Se cuenta en la Wikipedia -"la enciclopedia libre"- que José Blanco y yo coincidimos en la agrupación luguesa del Partido Socialista Popular. No lo sabía. Y es seguro que él tampoco.

Presumo que allí llegamos ambos convocados por el fervor humanista, por el celo ilustrado del "Viejo Profesor", voz de una tradición modernizadora, secular pero siempre acallada, según la cual la instrucción y el trabajo, junto con el fomento de vías y obras que mejoren la comunicación y el comercio, son base de sociedades más prósperas, más justas y más libres. El desvelado secreto de lo que Jovellanos llamaba "el bien general" y "la felicidad individual".

Al rescate de España y formulándolo de varias maneras, así lo creyeron los erasmistas que, con riesgo de sus vidas y sus nombres, fustigaron sin desmayo la degeneración de la nobleza o la impiedad del clero y denunciaron, con pena honda, la deriva hacia el abismo de una sociedad dirigida por clases improductivas. Así también los ilustrados dieciochescos, así los regeneracionistas y krausistas. Así los hombres del 98, cuyo eco ecuánime alcanza el impulso de la Segunda República que, con la frecuente y malintencionada ocultación de Azaña y sus mejores hombres, mucho se agita y pobremente se conoce.

A tal punto que, superado el franquismo enhorabuena por el propio acabamiento natural del dictador y después de treinta y tantos años de gobiernos elegidos, es verdad testada tozudamente por los hechos que, con mayor responsabilidad de Blanco que mía desde luego, los de Zeta se orientaron a la inanidad de una escuela deplorable que, lejos de instruirlos, sumió impunemente a varias generaciones de los españoles más débiles en un papanatismo letárgico para contento de demagogos y sangrante ludibrio de España.

Mas si los dioses escribieran con renglones torcidos el destino derecho de los hombres, algo aún podría hacer por nosotros quien ahora es ministro como era entonces secretario de Organización del PSOE, un partido con varios años de Gobierno, un gobierno "de izquierda", una izquierda a la que sus detractores acusan de sedicente y tramposa.

Algo podría hacer por nosotros que no fuera aplazar sine die lo inaplazable. Algo podría hacer todavía ahora que ha doblegado decididamente a los controladores aéreos quienes, sin freno y a su antojo, se habían acostumbrado a cabalgar al país por lo menos dos veces al año más que el Gobierno.

Algo podría hacer él para asegurar los plazos y las obras comprometidas.
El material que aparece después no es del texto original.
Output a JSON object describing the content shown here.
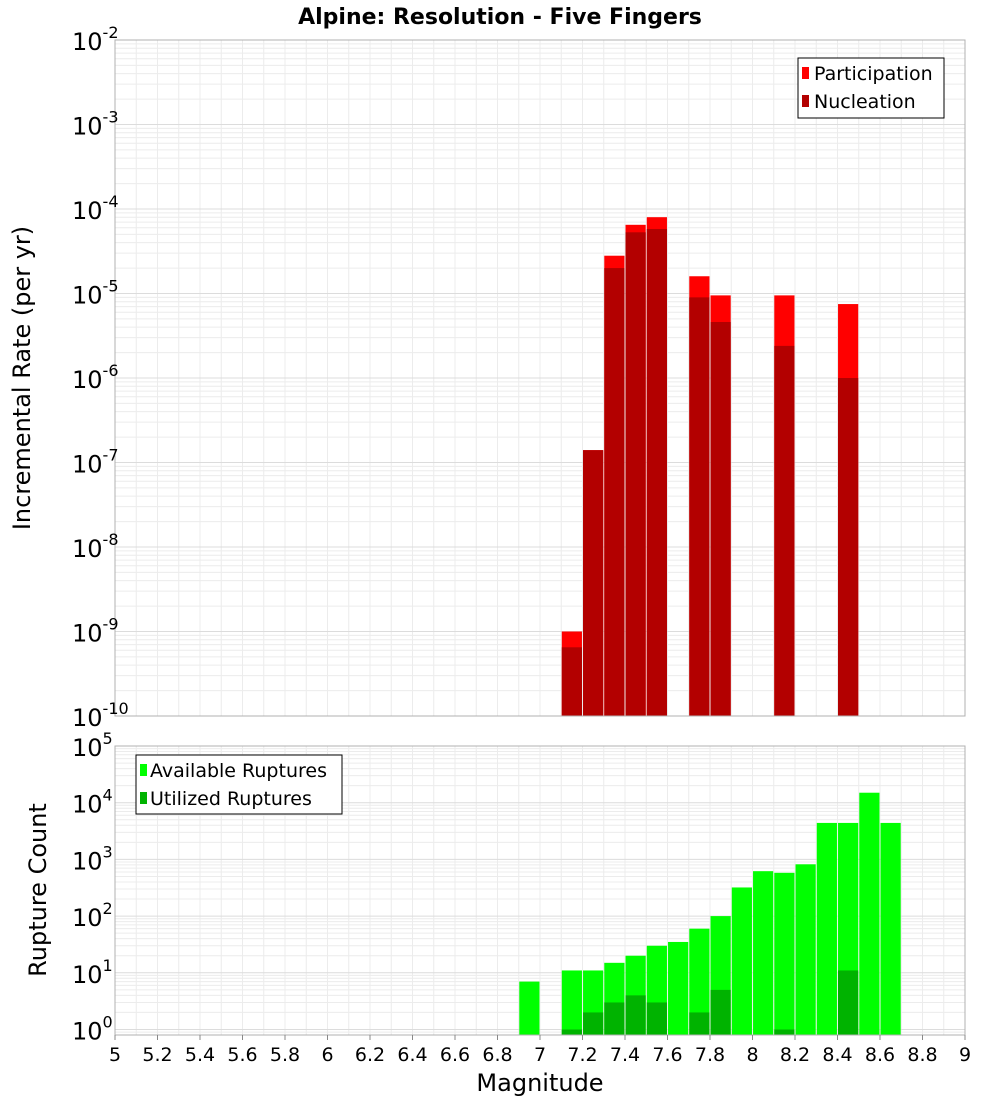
{
  "figure": {
    "title": "Alpine: Resolution - Five Fingers",
    "xlabel": "Magnitude",
    "x_ticks": [
      "5",
      "5.2",
      "5.4",
      "5.6",
      "5.8",
      "6",
      "6.2",
      "6.4",
      "6.6",
      "6.8",
      "7",
      "7.2",
      "7.4",
      "7.6",
      "7.8",
      "8",
      "8.2",
      "8.4",
      "8.6",
      "8.8",
      "9"
    ]
  },
  "chart_data": [
    {
      "type": "bar",
      "ylabel": "Incremental Rate (per yr)",
      "xlim": [
        5,
        9
      ],
      "ylim": [
        1e-10,
        0.01
      ],
      "yscale": "log",
      "grid": true,
      "legend_position": "top-right",
      "y_tick_exponents": [
        -10,
        -9,
        -8,
        -7,
        -6,
        -5,
        -4,
        -3,
        -2
      ],
      "series": [
        {
          "name": "Participation",
          "color": "#ff0000",
          "points": [
            {
              "x": 7.15,
              "y": 1e-09
            },
            {
              "x": 7.25,
              "y": 1.4e-07
            },
            {
              "x": 7.35,
              "y": 2.8e-05
            },
            {
              "x": 7.45,
              "y": 6.5e-05
            },
            {
              "x": 7.55,
              "y": 8e-05
            },
            {
              "x": 7.75,
              "y": 1.6e-05
            },
            {
              "x": 7.85,
              "y": 9.5e-06
            },
            {
              "x": 8.15,
              "y": 9.5e-06
            },
            {
              "x": 8.45,
              "y": 7.5e-06
            }
          ]
        },
        {
          "name": "Nucleation",
          "color": "#b30000",
          "points": [
            {
              "x": 7.15,
              "y": 6.5e-10
            },
            {
              "x": 7.25,
              "y": 1.4e-07
            },
            {
              "x": 7.35,
              "y": 2e-05
            },
            {
              "x": 7.45,
              "y": 5.3e-05
            },
            {
              "x": 7.55,
              "y": 5.8e-05
            },
            {
              "x": 7.75,
              "y": 9e-06
            },
            {
              "x": 7.85,
              "y": 4.6e-06
            },
            {
              "x": 8.15,
              "y": 2.4e-06
            },
            {
              "x": 8.45,
              "y": 1e-06
            }
          ]
        }
      ]
    },
    {
      "type": "bar",
      "ylabel": "Rupture Count",
      "xlim": [
        5,
        9
      ],
      "ylim": [
        0.8,
        100000.0
      ],
      "yscale": "log",
      "grid": true,
      "legend_position": "top-left",
      "y_tick_exponents": [
        0,
        1,
        2,
        3,
        4,
        5
      ],
      "series": [
        {
          "name": "Available Ruptures",
          "color": "#00ff00",
          "points": [
            {
              "x": 6.95,
              "y": 7
            },
            {
              "x": 7.15,
              "y": 11
            },
            {
              "x": 7.25,
              "y": 11
            },
            {
              "x": 7.35,
              "y": 15
            },
            {
              "x": 7.45,
              "y": 20
            },
            {
              "x": 7.55,
              "y": 30
            },
            {
              "x": 7.65,
              "y": 35
            },
            {
              "x": 7.75,
              "y": 60
            },
            {
              "x": 7.85,
              "y": 100
            },
            {
              "x": 7.95,
              "y": 320
            },
            {
              "x": 8.05,
              "y": 620
            },
            {
              "x": 8.15,
              "y": 580
            },
            {
              "x": 8.25,
              "y": 820
            },
            {
              "x": 8.35,
              "y": 4400
            },
            {
              "x": 8.45,
              "y": 4400
            },
            {
              "x": 8.55,
              "y": 15000
            },
            {
              "x": 8.65,
              "y": 4400
            }
          ]
        },
        {
          "name": "Utilized Ruptures",
          "color": "#00b300",
          "points": [
            {
              "x": 7.15,
              "y": 1
            },
            {
              "x": 7.25,
              "y": 2
            },
            {
              "x": 7.35,
              "y": 3
            },
            {
              "x": 7.45,
              "y": 4
            },
            {
              "x": 7.55,
              "y": 3
            },
            {
              "x": 7.75,
              "y": 2
            },
            {
              "x": 7.85,
              "y": 5
            },
            {
              "x": 8.15,
              "y": 1
            },
            {
              "x": 8.45,
              "y": 11
            }
          ]
        }
      ]
    }
  ]
}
Algo podría hacer, pero el ministro de Fomento, al alza en el Gobierno, tras congelar las pensiones y recortar los sueldos de los funcionarios, a despecho de los millones de desempleados -¿cuatro? ¿cinco?-, nos habla ahora de subir de nuevo los impuestos con el argumento falsario de que los que aquí pagamos, son "los más bajos de Europa".

Porque no es cierto que en materia impositiva estemos tan lejos y tan por debajo de la media europea y aún lo es menos si se soslaya la comparación de los salarios y se silencia de paso el espeluznante fraude fiscal que se consiente entre nosotros.

Algo podría hacer y tal vez lo haga todavía cuando menos lo esperemos. No en vano quienes en aquel tiempo de precarias certezas -la justicia, el amanecer, acaso el verano- en Lugo fuimos correligionarios de Clemente Orozco sabemos de antiguo que no hemos de enredarnos en estadísticas y análisis en los que el dolor se difumina o se congela. Que la esperanza de las víctimas de la injusticia y la ignominia depende tanto de la literatura como de la ciencia y de la tecnología. Que, en definitiva, la mejora del mundo depende sobre todo de nuestra vergüenza.